I have been trying to figure out for years why I am rendered completely useless when it comes to making certain decisions, yet I can be insanely successful in other areas of my life.
It’s no secret to those close to me that I have been unable to make progress and make decisions about certain things –
Here is a conversation I had today:
Why have you been unable to make a final decision about moving forward alone and to follow your dreams?
I have no idea, I am just so confused. I feel paralyzed.
What would it take for you to make a decision?
For someone else to do it for me.
When you were in college and moved out of your moms house to move to DC, and she was very angry and made you feel very guilty about it – what made you strong enough to do it then?

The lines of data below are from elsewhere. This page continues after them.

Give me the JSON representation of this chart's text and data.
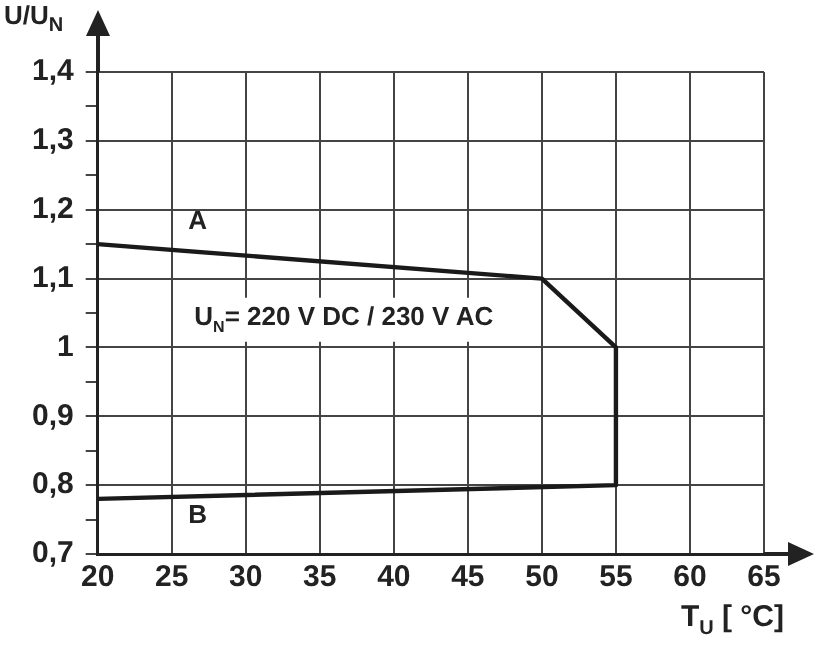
{
  "chart_data": {
    "type": "line",
    "xlabel": "T$_{U}$ [ °C]",
    "ylabel": "U/U$_{N}$",
    "series": [
      {
        "color": "#1a1a1a",
        "x": [
          20,
          50,
          55,
          55,
          20
        ],
        "values": [
          1.15,
          1.1,
          1.0,
          0.8,
          0.78
        ]
      }
    ],
    "xlim": [
      20,
      65
    ],
    "xticks": [
      20,
      25,
      30,
      35,
      40,
      45,
      50,
      55,
      60,
      65
    ],
    "ylim": [
      0.7,
      1.4
    ],
    "yticks": [
      {
        "value": 0.7,
        "label": "0,7"
      },
      {
        "value": 0.75,
        "label": null
      },
      {
        "value": 0.8,
        "label": "0,8"
      },
      {
        "value": 0.85,
        "label": null
      },
      {
        "value": 0.9,
        "label": "0,9"
      },
      {
        "value": 0.95,
        "label": null
      },
      {
        "value": 1,
        "label": "1"
      },
      {
        "value": 1.05,
        "label": null
      },
      {
        "value": 1.1,
        "label": "1,1"
      },
      {
        "value": 1.15,
        "label": null
      },
      {
        "value": 1.2,
        "label": "1,2"
      },
      {
        "value": 1.25,
        "label": null
      },
      {
        "value": 1.3,
        "label": "1,3"
      },
      {
        "value": 1.35,
        "label": null
      },
      {
        "value": 1.4,
        "label": "1,4"
      }
    ],
    "annotations": [
      "A",
      "B",
      "U$_{N}$= 220 V DC / 230 V AC"
    ],
    "grid": true,
    "legend": false,
    "marker": "none",
    "line_style": "solid"
  }
}
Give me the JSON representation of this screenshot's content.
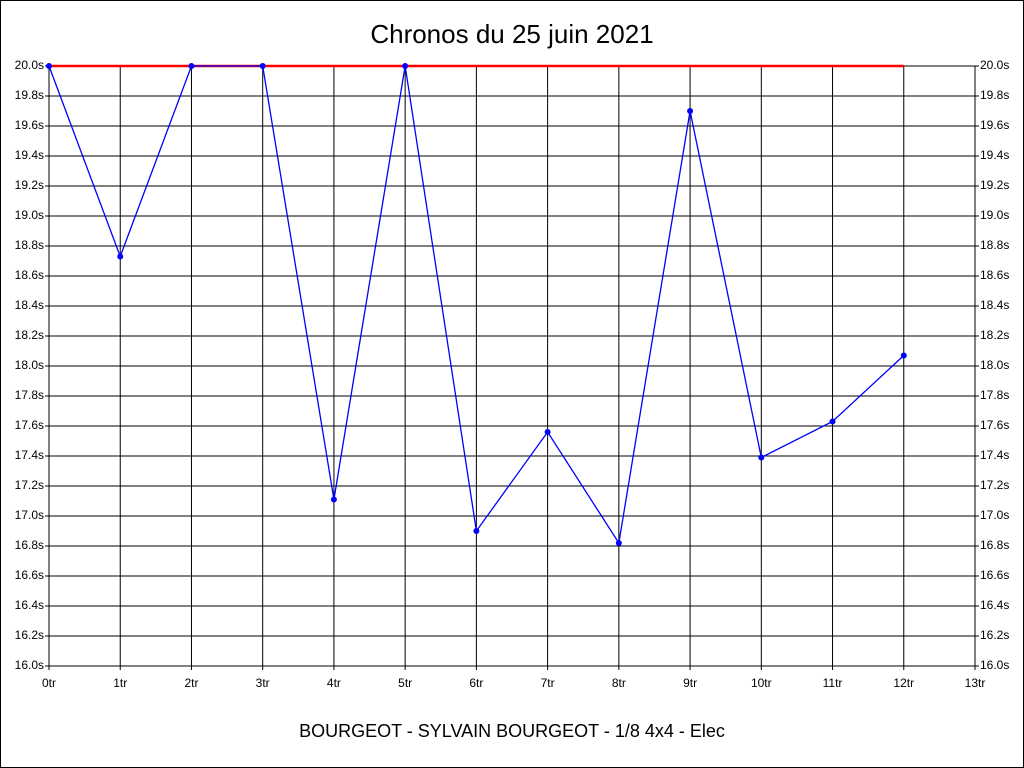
{
  "chart_data": {
    "type": "line",
    "title": "Chronos du 25 juin 2021",
    "xlabel": "BOURGEOT - SYLVAIN BOURGEOT - 1/8 4x4 - Elec",
    "x": [
      0,
      1,
      2,
      3,
      4,
      5,
      6,
      7,
      8,
      9,
      10,
      11,
      12
    ],
    "series": [
      {
        "color": "#0000ff",
        "values": [
          20.0,
          18.73,
          20.0,
          20.0,
          17.11,
          20.0,
          16.9,
          17.56,
          16.82,
          19.7,
          17.39,
          17.63,
          18.07
        ]
      },
      {
        "color": "#ff0000",
        "values": [
          20.0,
          20.0,
          20.0,
          20.0,
          20.0,
          20.0,
          20.0,
          20.0,
          20.0,
          20.0,
          20.0,
          20.0,
          20.0
        ]
      }
    ],
    "xlim": [
      0,
      13
    ],
    "xticks": [
      {
        "value": 0,
        "label": "0tr"
      },
      {
        "value": 1,
        "label": "1tr"
      },
      {
        "value": 2,
        "label": "2tr"
      },
      {
        "value": 3,
        "label": "3tr"
      },
      {
        "value": 4,
        "label": "4tr"
      },
      {
        "value": 5,
        "label": "5tr"
      },
      {
        "value": 6,
        "label": "6tr"
      },
      {
        "value": 7,
        "label": "7tr"
      },
      {
        "value": 8,
        "label": "8tr"
      },
      {
        "value": 9,
        "label": "9tr"
      },
      {
        "value": 10,
        "label": "10tr"
      },
      {
        "value": 11,
        "label": "11tr"
      },
      {
        "value": 12,
        "label": "12tr"
      },
      {
        "value": 13,
        "label": "13tr"
      }
    ],
    "ylim": [
      16,
      20
    ],
    "yticks": [
      {
        "value": 16.0,
        "label": "16.0s"
      },
      {
        "value": 16.2,
        "label": "16.2s"
      },
      {
        "value": 16.4,
        "label": "16.4s"
      },
      {
        "value": 16.6,
        "label": "16.6s"
      },
      {
        "value": 16.8,
        "label": "16.8s"
      },
      {
        "value": 17.0,
        "label": "17.0s"
      },
      {
        "value": 17.2,
        "label": "17.2s"
      },
      {
        "value": 17.4,
        "label": "17.4s"
      },
      {
        "value": 17.6,
        "label": "17.6s"
      },
      {
        "value": 17.8,
        "label": "17.8s"
      },
      {
        "value": 18.0,
        "label": "18.0s"
      },
      {
        "value": 18.2,
        "label": "18.2s"
      },
      {
        "value": 18.4,
        "label": "18.4s"
      },
      {
        "value": 18.6,
        "label": "18.6s"
      },
      {
        "value": 18.8,
        "label": "18.8s"
      },
      {
        "value": 19.0,
        "label": "19.0s"
      },
      {
        "value": 19.2,
        "label": "19.2s"
      },
      {
        "value": 19.4,
        "label": "19.4s"
      },
      {
        "value": 19.6,
        "label": "19.6s"
      },
      {
        "value": 19.8,
        "label": "19.8s"
      },
      {
        "value": 20.0,
        "label": "20.0s"
      }
    ],
    "grid": true
  }
}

I just knew it was something I had to do, and the decision to follow my heart was very strong. At that time I had faith that everything would work out for me and her.
What happened then?
She committed suicide one year later. Ever since then, I have had the “compromise my life dream” just about every night of my life, where in the dream I have decided to move back (while she is still alive) to ensure her happiness, while sacrificing my own.
Duh? I get it.
When I was a Senior in highschool(a FEW years ago) I wanted to go to an equestrian college in upstate New York. I wanted to be a trainer.
Horses were my passion, and mom put the kibosh on that dream. She told me that it was too far away, and she and dad had no way to allow me to travel home EVERY weekend, so no I couldn’t go to that school.

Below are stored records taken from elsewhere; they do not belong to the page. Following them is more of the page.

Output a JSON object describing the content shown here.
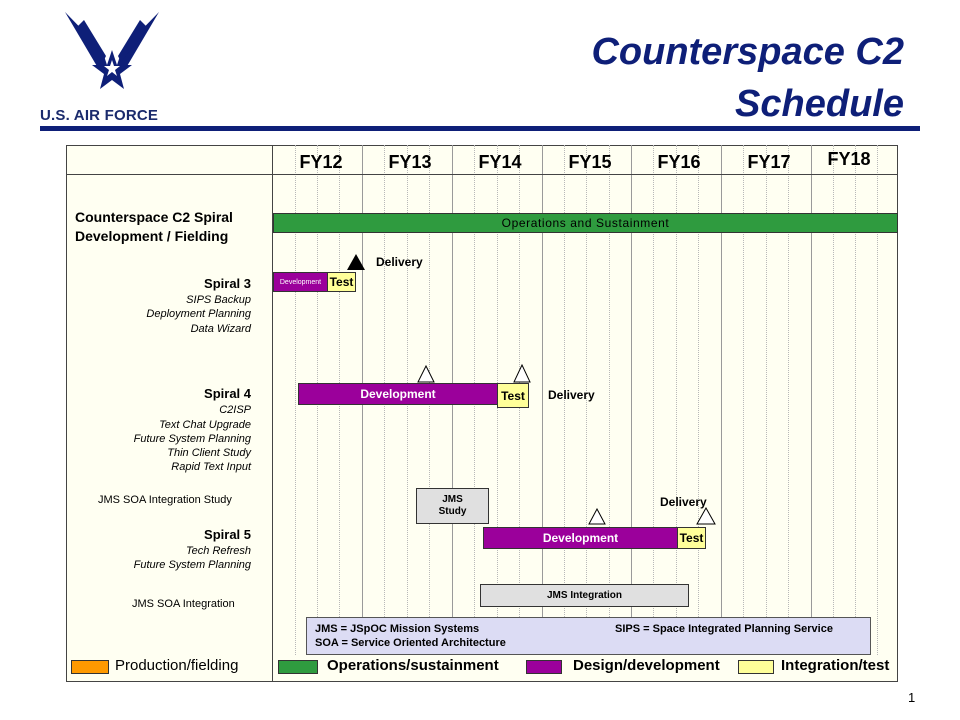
{
  "header": {
    "logo_text": "U.S. AIR FORCE",
    "title_line1": "Counterspace C2",
    "title_line2": "Schedule"
  },
  "colors": {
    "brand_navy": "#0e1f78",
    "operations_green": "#2f9b3f",
    "development_purple": "#9b009b",
    "test_yellow": "#ffff99",
    "production_orange": "#ff9900",
    "jms_gray": "#e0e0e0",
    "notes_lavender": "#dcdcf4"
  },
  "fiscal_years": [
    "FY12",
    "FY13",
    "FY14",
    "FY15",
    "FY16",
    "FY17",
    "FY18"
  ],
  "rows": {
    "spiral_program": {
      "line1": "Counterspace C2 Spiral",
      "line2": "Development / Fielding"
    },
    "spiral3": {
      "title": "Spiral 3",
      "items": [
        "SIPS Backup",
        "Deployment Planning",
        "Data Wizard"
      ]
    },
    "spiral4": {
      "title": "Spiral 4",
      "items": [
        "C2ISP",
        "Text Chat Upgrade",
        "Future System Planning",
        "Thin Client Study",
        "Rapid Text Input"
      ]
    },
    "jms_study": {
      "label": "JMS SOA Integration Study"
    },
    "spiral5": {
      "title": "Spiral 5",
      "items": [
        "Tech Refresh",
        "Future System Planning"
      ]
    },
    "jms_integration": {
      "label": "JMS SOA Integration"
    }
  },
  "bars": {
    "operations": "Operations and Sustainment",
    "s3_dev": "Development",
    "s3_test": "Test",
    "s4_dev": "Development",
    "s4_test": "Test",
    "jms_study_l1": "JMS",
    "jms_study_l2": "Study",
    "s5_dev": "Development",
    "s5_test": "Test",
    "jms_integration": "JMS Integration"
  },
  "milestones": {
    "s3_delivery": "Delivery",
    "s4_delivery": "Delivery",
    "s5_delivery": "Delivery"
  },
  "notes": {
    "jms": "JMS = JSpOC Mission Systems",
    "soa": "SOA = Service Oriented Architecture",
    "sips": "SIPS = Space Integrated Planning Service"
  },
  "legend": {
    "production": "Production/fielding",
    "operations": "Operations/sustainment",
    "design": "Design/development",
    "integration": "Integration/test"
  },
  "page_number": "1"
}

Unlike you, I didn’t have the courage to leave. I guess I knew she needed me to stay close.(dad is an alcoholic) and I had always been my mom’s reason for getting out of bed.
So I put my life on the shelf, and stayed here. I got married instead. Don’t get me wrong! I love my husband and our life together, but….. There’s always that “but”.

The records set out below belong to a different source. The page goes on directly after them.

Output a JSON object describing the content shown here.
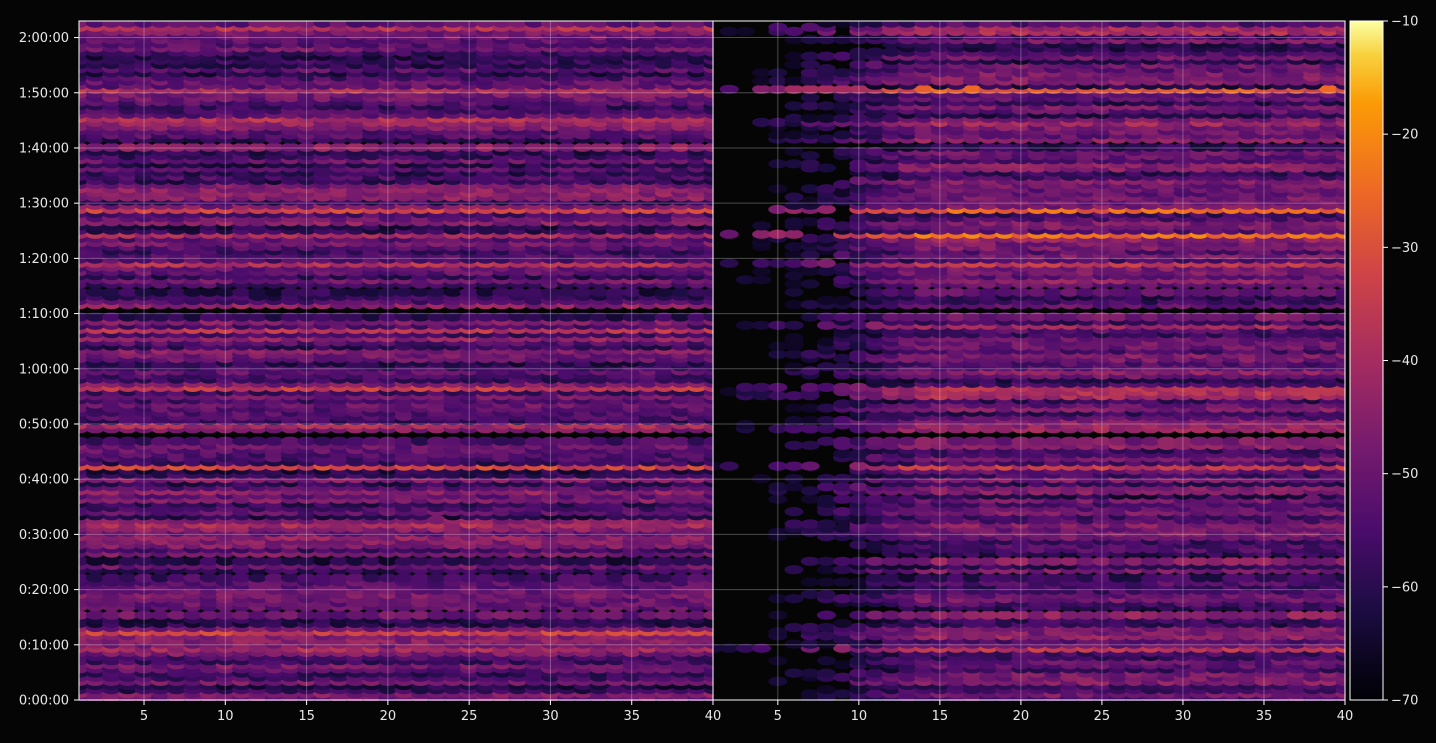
{
  "chart_data": {
    "type": "heatmap",
    "title": "",
    "xlabel": "",
    "ylabel": "",
    "panels": [
      {
        "name": "",
        "x_range": [
          1,
          40
        ],
        "x_ticks": [
          5,
          10,
          15,
          20,
          25,
          30,
          35,
          40
        ]
      },
      {
        "name": "",
        "x_range": [
          1,
          40
        ],
        "x_ticks": [
          5,
          10,
          15,
          20,
          25,
          30,
          35,
          40
        ]
      }
    ],
    "y_range_seconds": [
      0,
      7380
    ],
    "y_ticks": [
      {
        "seconds": 0,
        "label": "0:00:00"
      },
      {
        "seconds": 600,
        "label": "0:10:00"
      },
      {
        "seconds": 1200,
        "label": "0:20:00"
      },
      {
        "seconds": 1800,
        "label": "0:30:00"
      },
      {
        "seconds": 2400,
        "label": "0:40:00"
      },
      {
        "seconds": 3000,
        "label": "0:50:00"
      },
      {
        "seconds": 3600,
        "label": "1:00:00"
      },
      {
        "seconds": 4200,
        "label": "1:10:00"
      },
      {
        "seconds": 4800,
        "label": "1:20:00"
      },
      {
        "seconds": 5400,
        "label": "1:30:00"
      },
      {
        "seconds": 6000,
        "label": "1:40:00"
      },
      {
        "seconds": 6600,
        "label": "1:50:00"
      },
      {
        "seconds": 7200,
        "label": "2:00:00"
      }
    ],
    "colorbar": {
      "colormap": "inferno",
      "range": [
        -70,
        -10
      ],
      "ticks": [
        "−70",
        "−60",
        "−50",
        "−40",
        "−30",
        "−20",
        "−10"
      ]
    },
    "bright_bands_seconds": [
      6630,
      4750,
      5340,
      5070,
      2550,
      2980,
      1930,
      3380,
      560,
      750,
      4050,
      6300,
      2930,
      3300,
      7290
    ],
    "grid": true,
    "colors": {
      "background": "#050505",
      "frame": "#ffffff",
      "grid": "#ffffff"
    }
  }
}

It isn’t your fault that your mom committed suicide( I’m sure you understand that) She obviously had her own demons that won in the end.
I congradulate your courage in following your heart. It was the right thing to do.
Thanks for the kind comments about my mom. It was a very long time ago and now is having an impact on some major decisions I need to make in my life now. I am sorry you didn’t follow your heart then, but it sounds like you created a wonderful life!
I have been reading the newsletters in depth that we got from our walk. Its such a complicated grief with losing a parent the way you did. I agree with angelinacooks. Its not your fault. It could have happened no matter what you decided to do. I send all of my love and support to you, friendliest.
Thanks friendly – Even though I know this was not my fault, it doesnt remove the fear and guilt, that’s one issue. The bigger issue is that now the “compromise my life” dream has become reality (you know what I mean). It all came clear to me yesterday – I must be so dense to have not thought of this before!